What’s horrible, yet delightful, about this show is how relatable these characters are. Though this may be an attractive sentiment, one thing must be made clear: Mark and Jeremy are terrible people. They are positively the worst. Mark is tremendously self-centered, sycophantic, guilt-ridden and cowardly, while Jez is delusional, selfish and juvenile. All things we strive not to be, is what Mark and Jeremy flagrantly are. What makes the show funny is that the comedy is grounded in their failure.
“Broad City” is the only comedy show without actual written jokes, and yet it’s the type of material that will make anyone uncontrollably belly-laugh. The show is a complete situational comedy about two women in their twenties (barely) living in New York City. The series was created by Ilana Glazer and Abbi Jacobson, who also star as the series leads, and was developed from their web series of the same name, first produced in 2009. Anyone with a humanities degree will understand the plight of living with a humanities degree, grasping for solvency as an almost-adult.
Science, Technology, & Society
If “Black Mirror” could be ascribed to any genre, the only category that vaguely fits is Dark Comedy. Well, the darkest of dark comedies—a charcoal-like dark comedy. “Black Mirror” is an anthology series, similar to that of “The Twilight Zone” or “Alfred Hitchcock Presents,” it was practically designed for binge watching. The episodes alone are their own entity. Each episode has its own characters, storyline and cast. Essentially, there is no correlation between episodes other than our destructive relationship with technology.
Writer and creator, Charlie Brooker, wanted to create a television show that would “actively unsettle people.”

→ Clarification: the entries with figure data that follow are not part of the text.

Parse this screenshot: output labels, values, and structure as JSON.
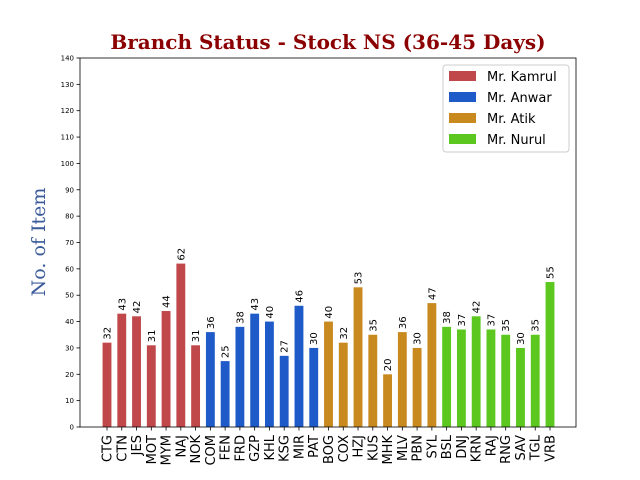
{
  "chart_data": {
    "type": "bar",
    "title": "Branch Status - Stock NS (36-45 Days)",
    "ylabel": "No. of Item",
    "xlabel": "",
    "ylim": [
      0,
      140
    ],
    "yticks": [
      0,
      10,
      20,
      30,
      40,
      50,
      60,
      70,
      80,
      90,
      100,
      110,
      120,
      130,
      140
    ],
    "legend_position": "top-right",
    "grid": false,
    "series": [
      {
        "name": "Mr. Kamrul",
        "color": "#c0474a",
        "categories": [
          "CTG",
          "CTN",
          "JES",
          "MOT",
          "MYM",
          "NAJ",
          "NOK"
        ],
        "values": [
          32,
          43,
          42,
          31,
          44,
          62,
          31
        ]
      },
      {
        "name": "Mr. Anwar",
        "color": "#1f5bc8",
        "categories": [
          "COM",
          "FEN",
          "FRD",
          "GZP",
          "KHL",
          "KSG",
          "MIR",
          "PAT"
        ],
        "values": [
          36,
          25,
          38,
          43,
          40,
          27,
          46,
          30
        ]
      },
      {
        "name": "Mr. Atik",
        "color": "#c8891f",
        "categories": [
          "BOG",
          "COX",
          "HZJ",
          "KUS",
          "MHK",
          "MLV",
          "PBN",
          "SYL"
        ],
        "values": [
          40,
          32,
          53,
          35,
          20,
          36,
          30,
          47
        ]
      },
      {
        "name": "Mr. Nurul",
        "color": "#5cc81f",
        "categories": [
          "BSL",
          "DNJ",
          "KRN",
          "RAJ",
          "RNG",
          "SAV",
          "TGL",
          "VRB"
        ],
        "values": [
          38,
          37,
          42,
          37,
          35,
          30,
          35,
          55
        ]
      }
    ]
  }
}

“I think most shows exist to, in some way, reassure people. When writing the show, I was hoping to induce an opposite reaction. If you look at the ‘Twilight Zone’ now, you’ll notice that almost all episodes were concerned with contemporary issues at the time. They would almost always end on a devastating note—Like, horrible things would happen to people, and cruel punishments were meted out to the characters. I remember watching this and them ‘We need more of this on television,’” he said in an interview.
The show is more worried than it is attempting to warn anyone. Though technology is the “main concern” of each episode, it’s hardly the villain of the program. “People are the main actors, not computers.”